The general idea then, is to either outright ban any such traversal sequences, or to "normalize" paths containing these sequences and then check that they still fall within the base path.
From what I understand, trying to blacklist traversal sequences in the request parameter is difficult, because there are alternate URL and Unicode encodings (e.g. %2e%2e%2f
, and many, many others) that may end up being interpreted by the web server as ../
or ..\
.
However, are alternate encodings still a problem if we normalize the path after it has been received by the web server (e.g., Apache) and passed to my application? For example, using these normalization rules?

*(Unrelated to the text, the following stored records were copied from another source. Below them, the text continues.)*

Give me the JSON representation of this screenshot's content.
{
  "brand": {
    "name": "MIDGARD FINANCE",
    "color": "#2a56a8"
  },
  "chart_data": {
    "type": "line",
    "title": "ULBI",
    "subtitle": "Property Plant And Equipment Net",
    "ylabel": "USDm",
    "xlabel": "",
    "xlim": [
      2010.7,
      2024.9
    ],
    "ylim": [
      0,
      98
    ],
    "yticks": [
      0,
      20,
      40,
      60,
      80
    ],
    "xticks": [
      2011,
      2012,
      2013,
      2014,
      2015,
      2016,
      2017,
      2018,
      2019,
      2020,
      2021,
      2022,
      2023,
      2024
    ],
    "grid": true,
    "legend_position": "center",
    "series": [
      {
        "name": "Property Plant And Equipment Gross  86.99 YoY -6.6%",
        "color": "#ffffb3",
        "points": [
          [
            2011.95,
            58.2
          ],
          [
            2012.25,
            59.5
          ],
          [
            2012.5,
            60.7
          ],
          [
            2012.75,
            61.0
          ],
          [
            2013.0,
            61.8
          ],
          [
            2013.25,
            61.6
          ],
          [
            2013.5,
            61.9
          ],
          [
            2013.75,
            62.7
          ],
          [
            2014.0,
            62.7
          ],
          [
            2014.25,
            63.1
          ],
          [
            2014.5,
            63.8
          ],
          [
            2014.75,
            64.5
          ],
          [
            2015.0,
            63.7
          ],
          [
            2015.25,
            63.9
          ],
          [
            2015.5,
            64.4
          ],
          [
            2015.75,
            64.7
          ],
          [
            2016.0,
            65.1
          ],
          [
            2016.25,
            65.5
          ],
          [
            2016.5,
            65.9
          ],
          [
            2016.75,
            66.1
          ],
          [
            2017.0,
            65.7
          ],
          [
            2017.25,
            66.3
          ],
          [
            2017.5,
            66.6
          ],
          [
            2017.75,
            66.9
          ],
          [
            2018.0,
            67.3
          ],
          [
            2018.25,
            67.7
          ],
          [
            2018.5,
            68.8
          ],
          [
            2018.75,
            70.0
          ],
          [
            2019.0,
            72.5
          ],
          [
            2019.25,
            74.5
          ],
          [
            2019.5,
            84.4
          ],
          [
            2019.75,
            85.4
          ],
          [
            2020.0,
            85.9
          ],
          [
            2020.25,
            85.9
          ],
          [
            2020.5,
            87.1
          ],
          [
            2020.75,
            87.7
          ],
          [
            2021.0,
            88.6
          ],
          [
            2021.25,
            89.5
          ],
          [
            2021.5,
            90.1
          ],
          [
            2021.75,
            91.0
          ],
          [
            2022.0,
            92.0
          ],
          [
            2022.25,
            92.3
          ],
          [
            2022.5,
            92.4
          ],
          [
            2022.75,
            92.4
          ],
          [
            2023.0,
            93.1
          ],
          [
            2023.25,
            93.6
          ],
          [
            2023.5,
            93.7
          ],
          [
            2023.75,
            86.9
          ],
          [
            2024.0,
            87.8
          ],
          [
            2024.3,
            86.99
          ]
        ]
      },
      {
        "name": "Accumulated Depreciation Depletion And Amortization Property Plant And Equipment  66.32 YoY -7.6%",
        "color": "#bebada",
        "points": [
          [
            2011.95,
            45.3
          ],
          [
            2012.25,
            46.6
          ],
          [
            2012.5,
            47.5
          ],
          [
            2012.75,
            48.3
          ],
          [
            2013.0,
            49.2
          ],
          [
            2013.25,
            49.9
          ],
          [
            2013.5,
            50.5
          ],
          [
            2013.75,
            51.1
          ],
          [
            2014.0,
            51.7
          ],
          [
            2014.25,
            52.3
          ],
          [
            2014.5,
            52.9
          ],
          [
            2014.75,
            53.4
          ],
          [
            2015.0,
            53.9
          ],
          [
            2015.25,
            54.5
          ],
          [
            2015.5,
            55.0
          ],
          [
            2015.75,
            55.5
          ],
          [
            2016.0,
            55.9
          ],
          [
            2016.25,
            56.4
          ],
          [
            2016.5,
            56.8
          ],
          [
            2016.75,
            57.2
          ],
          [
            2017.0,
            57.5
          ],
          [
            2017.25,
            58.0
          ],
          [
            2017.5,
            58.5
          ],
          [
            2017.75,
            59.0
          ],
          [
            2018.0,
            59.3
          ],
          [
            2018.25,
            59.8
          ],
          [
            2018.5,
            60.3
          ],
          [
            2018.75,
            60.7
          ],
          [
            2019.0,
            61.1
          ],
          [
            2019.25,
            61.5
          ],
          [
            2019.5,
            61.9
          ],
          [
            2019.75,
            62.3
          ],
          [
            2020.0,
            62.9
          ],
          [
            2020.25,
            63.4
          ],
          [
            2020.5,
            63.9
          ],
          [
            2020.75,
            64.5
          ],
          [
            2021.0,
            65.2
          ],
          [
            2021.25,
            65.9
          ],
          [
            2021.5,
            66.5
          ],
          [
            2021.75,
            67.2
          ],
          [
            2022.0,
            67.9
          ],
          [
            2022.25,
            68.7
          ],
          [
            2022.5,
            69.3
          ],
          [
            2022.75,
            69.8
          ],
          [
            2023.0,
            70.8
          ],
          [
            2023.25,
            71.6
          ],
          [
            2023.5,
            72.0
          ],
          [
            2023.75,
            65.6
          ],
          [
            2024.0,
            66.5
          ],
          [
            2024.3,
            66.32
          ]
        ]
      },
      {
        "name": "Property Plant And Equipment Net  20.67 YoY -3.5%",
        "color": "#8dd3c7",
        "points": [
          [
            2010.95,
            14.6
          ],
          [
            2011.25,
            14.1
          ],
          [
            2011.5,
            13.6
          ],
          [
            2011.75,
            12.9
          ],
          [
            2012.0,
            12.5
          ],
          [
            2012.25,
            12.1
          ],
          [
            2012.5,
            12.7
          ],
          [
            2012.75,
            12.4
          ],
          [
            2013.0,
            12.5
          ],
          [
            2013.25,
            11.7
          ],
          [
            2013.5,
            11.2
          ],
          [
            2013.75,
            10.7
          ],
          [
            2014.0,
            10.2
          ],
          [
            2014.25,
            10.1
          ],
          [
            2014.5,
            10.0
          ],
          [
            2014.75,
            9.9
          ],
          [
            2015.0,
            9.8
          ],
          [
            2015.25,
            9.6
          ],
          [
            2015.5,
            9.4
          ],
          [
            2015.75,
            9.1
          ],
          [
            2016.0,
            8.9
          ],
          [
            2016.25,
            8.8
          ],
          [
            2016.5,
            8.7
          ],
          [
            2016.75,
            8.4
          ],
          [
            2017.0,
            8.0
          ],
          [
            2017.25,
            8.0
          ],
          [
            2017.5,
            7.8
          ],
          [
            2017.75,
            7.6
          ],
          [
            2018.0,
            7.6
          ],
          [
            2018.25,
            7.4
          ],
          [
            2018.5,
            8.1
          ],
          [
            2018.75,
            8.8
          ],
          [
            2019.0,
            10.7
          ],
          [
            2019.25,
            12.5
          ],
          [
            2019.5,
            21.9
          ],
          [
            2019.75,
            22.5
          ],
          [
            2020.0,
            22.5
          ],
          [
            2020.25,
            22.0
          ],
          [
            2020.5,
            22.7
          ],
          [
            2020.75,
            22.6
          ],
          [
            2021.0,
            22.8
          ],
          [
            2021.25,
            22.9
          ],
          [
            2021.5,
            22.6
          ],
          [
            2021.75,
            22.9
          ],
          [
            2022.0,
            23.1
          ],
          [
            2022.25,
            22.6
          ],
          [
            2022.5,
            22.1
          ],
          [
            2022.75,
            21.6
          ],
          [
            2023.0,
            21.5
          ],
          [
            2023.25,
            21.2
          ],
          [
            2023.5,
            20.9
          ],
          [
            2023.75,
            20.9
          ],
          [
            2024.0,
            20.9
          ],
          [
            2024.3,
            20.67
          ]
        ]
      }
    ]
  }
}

My reasoning is that, whether the web server receives %2e%2e%2f
and decodes it to ../
, or the web server directly receives ../
, the normalization algorithm will see ../
and resolve/filter it before checking against the base directory. Even if an attacker uses a double-encoding like %252e%252e%252f
, it will be decoded as %2e%2e%2f
, which will be treated literally by the OS/file system.
However, in this question, it suggests that:
However, if a web server is serving files and decoding the unicode is done after the check that prevents directory traversal or done slightly differently by the operating system, this attack may get past the filter allowing the attack to work.
So in other words, are there any known sequences of characters that could make it past the web server's decoding AND the aforementioned normalization routine (which handles ../
or ..\
), that could be interpreted by the OS or lower-level file handling functions as directory traversal?
For example, in PHP:
$base = "/path/to/allowed/directory/";
$path = $_GET['path'];
$normalizedPath = normalize($path); // normalize will remove or resolve ../ and ..\
$fullPath = $base . $normalizedPath;
echo file_get_contents($fullPath);